Frost’s Mother Eve of chickens was a White Wyandotte, an American breed, shown in the exhibit in a painting by Schilling.
“Basically, the poultry industry up through the 1940s, when the paintings were first done, was more of a backyard enterprise,” says Charlie Olentine, former publisher, 1987-2004. “Back then, magazines meant going out to the farm level. Poultry Tribune was the main magazine. Now Watt’s magazines and audience served are all business to business.”
“He had a commitment to the poultry industry,” Jim Watt says of his grandfather. “Watt Publishing had its own poultry research farm. The National Turkey Federation arose out of the brainchild of one of the editors of Turkey World back then.”
Poultry producers sold birds with reputations as good egg layers, hefty meat producers, or as dual-purpose birds: good layers that were also big enough to put on the table. Hens were prized for their egg-laying ability. Young roosters, called cockerels, became fried chicken in the summer. Nothing went to waste.
Those concerns evaporated as the poultry industry turned to scientific and financial bottom-line management in the 1950s. The vertically integrated business model didn’t need artists and poultry shows to advance their products.
The Chicken of Tomorrow contest, started in 1945, was an indicator of that industry direction. The first recipient of the award was the Dark Cornish/New Hampshire cross, painted here by Schilling in 1950.
Several of the breeds pictured in the exhibit are no longer kept, and may be gone for good. Lamonas, a modern breed created for the market, are gone but dedicated breeders are attempting to re-create them.
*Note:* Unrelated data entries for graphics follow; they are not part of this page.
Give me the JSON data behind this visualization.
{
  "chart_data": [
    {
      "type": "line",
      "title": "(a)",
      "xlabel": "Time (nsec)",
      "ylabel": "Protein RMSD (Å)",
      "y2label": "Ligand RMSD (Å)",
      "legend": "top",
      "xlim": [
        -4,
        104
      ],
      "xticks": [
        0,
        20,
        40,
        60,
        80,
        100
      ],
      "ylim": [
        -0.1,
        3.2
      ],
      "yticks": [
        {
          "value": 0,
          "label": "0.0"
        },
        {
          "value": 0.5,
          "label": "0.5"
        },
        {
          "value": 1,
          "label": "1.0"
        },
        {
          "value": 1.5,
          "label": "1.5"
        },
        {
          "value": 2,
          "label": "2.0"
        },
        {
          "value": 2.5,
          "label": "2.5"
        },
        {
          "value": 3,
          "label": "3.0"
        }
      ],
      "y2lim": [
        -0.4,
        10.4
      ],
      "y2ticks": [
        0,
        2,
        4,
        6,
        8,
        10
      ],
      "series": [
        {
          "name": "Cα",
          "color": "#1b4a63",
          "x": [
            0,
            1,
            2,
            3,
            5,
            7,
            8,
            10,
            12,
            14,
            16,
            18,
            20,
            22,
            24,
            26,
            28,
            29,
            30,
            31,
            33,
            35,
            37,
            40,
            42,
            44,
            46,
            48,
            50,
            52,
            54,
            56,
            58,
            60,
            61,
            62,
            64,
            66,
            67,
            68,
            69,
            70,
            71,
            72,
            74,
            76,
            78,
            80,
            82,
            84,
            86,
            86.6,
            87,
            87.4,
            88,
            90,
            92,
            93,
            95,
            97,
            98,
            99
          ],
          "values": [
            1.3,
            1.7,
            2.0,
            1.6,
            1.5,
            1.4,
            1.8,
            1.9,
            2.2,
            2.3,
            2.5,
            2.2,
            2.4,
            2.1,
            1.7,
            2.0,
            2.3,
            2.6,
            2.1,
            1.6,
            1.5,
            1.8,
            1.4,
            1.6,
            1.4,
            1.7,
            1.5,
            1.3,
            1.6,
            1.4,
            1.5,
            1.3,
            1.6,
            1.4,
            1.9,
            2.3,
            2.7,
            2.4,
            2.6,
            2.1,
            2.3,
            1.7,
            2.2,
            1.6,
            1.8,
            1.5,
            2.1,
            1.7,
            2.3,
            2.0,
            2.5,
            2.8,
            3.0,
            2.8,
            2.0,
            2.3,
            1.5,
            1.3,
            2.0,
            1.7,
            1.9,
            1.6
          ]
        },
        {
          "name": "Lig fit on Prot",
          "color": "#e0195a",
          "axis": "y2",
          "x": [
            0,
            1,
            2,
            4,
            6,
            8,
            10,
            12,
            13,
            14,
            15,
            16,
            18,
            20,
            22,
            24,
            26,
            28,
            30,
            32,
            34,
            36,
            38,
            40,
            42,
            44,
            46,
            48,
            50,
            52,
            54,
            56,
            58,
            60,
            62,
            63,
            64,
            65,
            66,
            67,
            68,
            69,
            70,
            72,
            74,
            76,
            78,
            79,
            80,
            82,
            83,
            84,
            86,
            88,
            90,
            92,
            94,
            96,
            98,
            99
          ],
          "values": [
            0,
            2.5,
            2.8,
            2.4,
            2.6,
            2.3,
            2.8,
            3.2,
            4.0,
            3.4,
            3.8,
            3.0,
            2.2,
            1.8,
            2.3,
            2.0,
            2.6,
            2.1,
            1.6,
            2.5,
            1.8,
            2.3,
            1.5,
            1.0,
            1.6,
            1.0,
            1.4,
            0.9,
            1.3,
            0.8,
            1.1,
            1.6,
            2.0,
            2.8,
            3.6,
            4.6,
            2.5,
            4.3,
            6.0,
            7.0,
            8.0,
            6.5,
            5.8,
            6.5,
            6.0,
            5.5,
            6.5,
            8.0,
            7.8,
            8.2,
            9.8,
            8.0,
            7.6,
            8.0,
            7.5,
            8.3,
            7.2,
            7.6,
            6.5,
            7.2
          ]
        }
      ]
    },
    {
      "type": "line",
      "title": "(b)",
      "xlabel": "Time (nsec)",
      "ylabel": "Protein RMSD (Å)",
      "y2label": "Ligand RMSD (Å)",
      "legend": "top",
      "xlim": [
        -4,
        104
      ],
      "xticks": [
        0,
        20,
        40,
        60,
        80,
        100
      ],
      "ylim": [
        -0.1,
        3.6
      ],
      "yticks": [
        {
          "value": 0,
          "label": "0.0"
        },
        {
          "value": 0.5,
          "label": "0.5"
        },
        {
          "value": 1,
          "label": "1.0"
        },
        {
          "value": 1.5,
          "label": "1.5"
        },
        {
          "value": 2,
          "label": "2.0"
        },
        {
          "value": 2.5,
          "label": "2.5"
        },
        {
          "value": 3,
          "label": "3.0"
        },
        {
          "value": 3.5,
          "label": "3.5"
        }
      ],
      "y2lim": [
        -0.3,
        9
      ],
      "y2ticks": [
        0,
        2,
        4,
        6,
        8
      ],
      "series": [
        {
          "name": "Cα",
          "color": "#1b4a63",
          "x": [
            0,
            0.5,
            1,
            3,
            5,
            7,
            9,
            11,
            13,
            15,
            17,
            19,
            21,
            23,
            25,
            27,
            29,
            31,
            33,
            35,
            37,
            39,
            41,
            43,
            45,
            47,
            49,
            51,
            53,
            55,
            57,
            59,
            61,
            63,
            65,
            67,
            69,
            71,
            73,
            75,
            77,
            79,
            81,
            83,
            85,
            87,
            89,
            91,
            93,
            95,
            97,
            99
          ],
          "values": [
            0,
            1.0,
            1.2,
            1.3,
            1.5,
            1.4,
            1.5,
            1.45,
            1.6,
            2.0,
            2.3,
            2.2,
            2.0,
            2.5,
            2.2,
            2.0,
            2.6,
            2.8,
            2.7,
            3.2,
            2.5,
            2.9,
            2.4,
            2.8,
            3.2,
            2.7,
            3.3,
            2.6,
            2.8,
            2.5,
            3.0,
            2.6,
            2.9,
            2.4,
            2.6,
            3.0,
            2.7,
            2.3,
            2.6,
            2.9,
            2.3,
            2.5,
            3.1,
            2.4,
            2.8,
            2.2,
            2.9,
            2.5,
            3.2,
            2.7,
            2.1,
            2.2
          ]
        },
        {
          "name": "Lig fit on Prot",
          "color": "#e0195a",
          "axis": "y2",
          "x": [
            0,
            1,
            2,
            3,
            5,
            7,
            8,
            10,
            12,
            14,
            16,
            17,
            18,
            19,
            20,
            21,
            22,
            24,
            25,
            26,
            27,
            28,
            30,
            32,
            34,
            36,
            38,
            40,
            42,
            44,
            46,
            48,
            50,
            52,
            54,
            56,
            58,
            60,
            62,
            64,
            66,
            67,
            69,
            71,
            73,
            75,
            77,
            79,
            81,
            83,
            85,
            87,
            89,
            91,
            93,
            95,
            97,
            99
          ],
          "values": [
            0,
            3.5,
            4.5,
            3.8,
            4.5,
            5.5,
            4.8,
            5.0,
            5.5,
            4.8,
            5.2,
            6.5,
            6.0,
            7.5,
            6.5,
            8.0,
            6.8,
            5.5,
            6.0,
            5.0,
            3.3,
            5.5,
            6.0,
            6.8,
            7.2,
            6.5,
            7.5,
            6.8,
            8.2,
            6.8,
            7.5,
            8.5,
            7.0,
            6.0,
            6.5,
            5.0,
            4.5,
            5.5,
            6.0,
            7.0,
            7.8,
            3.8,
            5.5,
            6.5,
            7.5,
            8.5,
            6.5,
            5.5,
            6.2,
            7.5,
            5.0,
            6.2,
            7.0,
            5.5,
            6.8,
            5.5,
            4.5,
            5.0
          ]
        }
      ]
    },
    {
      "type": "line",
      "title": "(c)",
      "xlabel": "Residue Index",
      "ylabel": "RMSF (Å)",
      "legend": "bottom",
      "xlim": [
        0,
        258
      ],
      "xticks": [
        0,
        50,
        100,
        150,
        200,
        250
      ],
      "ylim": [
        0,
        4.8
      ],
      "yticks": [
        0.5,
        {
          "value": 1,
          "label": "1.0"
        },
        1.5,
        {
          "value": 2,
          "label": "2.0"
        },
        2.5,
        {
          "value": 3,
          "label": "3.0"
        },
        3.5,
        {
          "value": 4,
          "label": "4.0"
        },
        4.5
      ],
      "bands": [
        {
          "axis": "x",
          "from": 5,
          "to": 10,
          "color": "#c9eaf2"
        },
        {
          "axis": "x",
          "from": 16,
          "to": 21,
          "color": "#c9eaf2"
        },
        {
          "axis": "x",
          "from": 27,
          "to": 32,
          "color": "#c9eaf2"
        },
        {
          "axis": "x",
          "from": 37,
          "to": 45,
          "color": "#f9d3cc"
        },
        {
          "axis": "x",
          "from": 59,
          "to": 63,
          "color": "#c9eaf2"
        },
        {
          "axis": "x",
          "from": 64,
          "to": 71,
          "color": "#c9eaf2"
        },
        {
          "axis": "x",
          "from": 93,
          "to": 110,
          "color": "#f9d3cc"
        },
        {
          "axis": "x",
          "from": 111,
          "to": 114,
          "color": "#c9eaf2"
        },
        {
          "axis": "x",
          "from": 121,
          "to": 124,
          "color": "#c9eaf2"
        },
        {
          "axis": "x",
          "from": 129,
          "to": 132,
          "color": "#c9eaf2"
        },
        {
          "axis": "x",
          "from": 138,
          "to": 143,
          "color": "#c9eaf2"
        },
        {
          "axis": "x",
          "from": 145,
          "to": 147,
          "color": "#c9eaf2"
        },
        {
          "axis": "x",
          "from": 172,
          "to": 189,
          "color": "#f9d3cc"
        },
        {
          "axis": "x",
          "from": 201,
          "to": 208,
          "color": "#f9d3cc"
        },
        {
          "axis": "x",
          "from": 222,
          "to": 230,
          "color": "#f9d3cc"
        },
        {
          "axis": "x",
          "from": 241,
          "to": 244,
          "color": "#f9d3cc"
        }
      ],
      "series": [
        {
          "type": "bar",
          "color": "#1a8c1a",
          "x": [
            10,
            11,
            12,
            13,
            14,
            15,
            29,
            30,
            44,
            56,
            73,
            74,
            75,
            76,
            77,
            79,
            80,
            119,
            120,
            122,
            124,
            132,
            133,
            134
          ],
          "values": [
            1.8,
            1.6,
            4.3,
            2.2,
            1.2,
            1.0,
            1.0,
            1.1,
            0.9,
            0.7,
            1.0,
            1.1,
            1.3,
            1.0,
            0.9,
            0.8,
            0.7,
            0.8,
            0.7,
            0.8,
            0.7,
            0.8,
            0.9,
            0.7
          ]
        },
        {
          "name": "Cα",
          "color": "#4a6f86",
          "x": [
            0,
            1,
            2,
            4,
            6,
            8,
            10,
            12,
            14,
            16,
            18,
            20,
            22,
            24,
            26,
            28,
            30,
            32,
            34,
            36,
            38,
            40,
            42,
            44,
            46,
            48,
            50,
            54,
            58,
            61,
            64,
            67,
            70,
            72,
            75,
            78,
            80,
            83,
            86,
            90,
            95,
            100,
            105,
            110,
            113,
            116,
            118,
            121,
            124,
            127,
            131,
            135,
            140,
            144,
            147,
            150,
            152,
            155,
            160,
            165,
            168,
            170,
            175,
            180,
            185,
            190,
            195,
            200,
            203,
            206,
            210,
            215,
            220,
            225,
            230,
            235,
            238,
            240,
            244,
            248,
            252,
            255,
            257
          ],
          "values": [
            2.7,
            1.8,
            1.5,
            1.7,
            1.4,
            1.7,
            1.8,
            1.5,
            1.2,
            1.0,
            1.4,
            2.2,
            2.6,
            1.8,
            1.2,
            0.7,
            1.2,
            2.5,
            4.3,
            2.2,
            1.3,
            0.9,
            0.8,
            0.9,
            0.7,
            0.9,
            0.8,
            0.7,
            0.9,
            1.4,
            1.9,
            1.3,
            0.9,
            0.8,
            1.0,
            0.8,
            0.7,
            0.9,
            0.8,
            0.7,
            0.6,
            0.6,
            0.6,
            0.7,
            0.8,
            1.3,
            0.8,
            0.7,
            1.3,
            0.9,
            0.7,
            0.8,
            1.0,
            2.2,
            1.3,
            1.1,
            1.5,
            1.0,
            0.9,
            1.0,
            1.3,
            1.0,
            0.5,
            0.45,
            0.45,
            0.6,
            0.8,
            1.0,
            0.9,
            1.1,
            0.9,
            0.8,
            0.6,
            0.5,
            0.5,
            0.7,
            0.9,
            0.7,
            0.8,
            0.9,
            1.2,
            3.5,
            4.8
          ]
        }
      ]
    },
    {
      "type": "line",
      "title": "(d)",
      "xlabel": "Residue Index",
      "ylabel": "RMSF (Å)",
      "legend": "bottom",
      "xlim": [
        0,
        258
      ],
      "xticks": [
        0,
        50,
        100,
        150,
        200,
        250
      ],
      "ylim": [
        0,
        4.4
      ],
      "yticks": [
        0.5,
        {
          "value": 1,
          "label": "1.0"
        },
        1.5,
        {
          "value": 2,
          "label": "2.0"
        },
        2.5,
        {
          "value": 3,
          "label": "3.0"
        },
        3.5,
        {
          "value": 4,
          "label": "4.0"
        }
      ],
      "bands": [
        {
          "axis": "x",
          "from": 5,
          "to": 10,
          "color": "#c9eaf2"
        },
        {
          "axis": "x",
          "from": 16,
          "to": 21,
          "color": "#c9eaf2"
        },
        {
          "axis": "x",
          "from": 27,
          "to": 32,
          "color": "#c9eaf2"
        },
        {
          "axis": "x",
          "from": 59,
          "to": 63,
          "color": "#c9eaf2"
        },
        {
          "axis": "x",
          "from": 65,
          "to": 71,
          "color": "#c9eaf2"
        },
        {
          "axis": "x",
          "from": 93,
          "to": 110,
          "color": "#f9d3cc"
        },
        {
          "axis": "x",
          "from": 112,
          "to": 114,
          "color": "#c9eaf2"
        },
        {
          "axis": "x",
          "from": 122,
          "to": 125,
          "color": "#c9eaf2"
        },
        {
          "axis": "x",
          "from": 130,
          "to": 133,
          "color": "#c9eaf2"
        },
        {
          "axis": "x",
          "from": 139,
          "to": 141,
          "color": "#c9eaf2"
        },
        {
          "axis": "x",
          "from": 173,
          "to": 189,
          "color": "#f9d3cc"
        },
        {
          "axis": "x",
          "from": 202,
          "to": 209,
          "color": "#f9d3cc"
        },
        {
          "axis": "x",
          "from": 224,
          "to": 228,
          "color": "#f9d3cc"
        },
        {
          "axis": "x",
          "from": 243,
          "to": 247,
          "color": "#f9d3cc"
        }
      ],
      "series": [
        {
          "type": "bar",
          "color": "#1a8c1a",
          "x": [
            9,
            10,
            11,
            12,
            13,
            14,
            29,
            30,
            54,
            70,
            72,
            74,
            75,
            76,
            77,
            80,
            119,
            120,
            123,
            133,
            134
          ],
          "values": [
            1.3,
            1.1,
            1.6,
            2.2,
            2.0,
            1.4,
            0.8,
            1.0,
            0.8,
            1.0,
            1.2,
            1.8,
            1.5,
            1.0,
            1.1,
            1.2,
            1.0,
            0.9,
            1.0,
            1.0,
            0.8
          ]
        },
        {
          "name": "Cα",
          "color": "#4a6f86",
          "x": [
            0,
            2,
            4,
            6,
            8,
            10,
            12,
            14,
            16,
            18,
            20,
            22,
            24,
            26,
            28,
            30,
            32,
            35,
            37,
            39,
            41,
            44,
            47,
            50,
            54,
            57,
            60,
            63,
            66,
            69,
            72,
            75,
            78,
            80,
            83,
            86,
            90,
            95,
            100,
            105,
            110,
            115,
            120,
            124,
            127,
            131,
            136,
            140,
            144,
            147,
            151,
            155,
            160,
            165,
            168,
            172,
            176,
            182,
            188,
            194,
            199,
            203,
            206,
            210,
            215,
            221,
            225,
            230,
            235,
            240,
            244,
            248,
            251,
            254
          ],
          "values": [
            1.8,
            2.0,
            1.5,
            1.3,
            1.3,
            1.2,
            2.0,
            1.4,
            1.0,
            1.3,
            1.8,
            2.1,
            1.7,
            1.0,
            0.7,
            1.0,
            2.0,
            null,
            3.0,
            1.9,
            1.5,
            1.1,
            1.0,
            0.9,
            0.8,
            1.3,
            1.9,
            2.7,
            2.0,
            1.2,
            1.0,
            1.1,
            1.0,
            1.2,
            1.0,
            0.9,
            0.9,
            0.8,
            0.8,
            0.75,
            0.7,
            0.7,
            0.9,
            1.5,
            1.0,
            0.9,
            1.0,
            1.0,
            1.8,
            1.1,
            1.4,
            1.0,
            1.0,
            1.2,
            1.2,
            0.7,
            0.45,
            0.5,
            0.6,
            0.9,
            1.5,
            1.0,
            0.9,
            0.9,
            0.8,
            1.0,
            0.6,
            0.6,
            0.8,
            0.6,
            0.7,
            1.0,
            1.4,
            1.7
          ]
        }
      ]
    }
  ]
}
That’s possible, since they are a result of modern cross-breeding and their creators left records of what they did.
Hobby breeding can save rare breeds from extinction, but finding or creating a market for traditional breed poultry will generate economic conditions that give them a more secure future. If breeders can sell their birds and earn income, they will raise more of them. Having an economic purpose fulfills one of the original purposes of domestic poultry. The Standard of Perfection specifies Economic Value for most breeds.
“My barred rocks are marketable,” says Frank Reese of Good Shepherd Poultry Ranch in Lindsborg, Kansas, who won the American Treasures Award in 2012 for his work with heritage breed poultry. “They look like Barred Rocks were 70 years ago, when they were the meat bird … The old guys who wrote the standards didn’t write them to win shows. They wrote them so their birds would be productive.”
Current and former WATT employees attended the opening night reception to admire the paintings. Greg Watt said he had learned a lot about the breeds, and acquired a new appreciation for them.
“It was a magical evening,” he said. “I think we are looking at the tip of the iceberg.”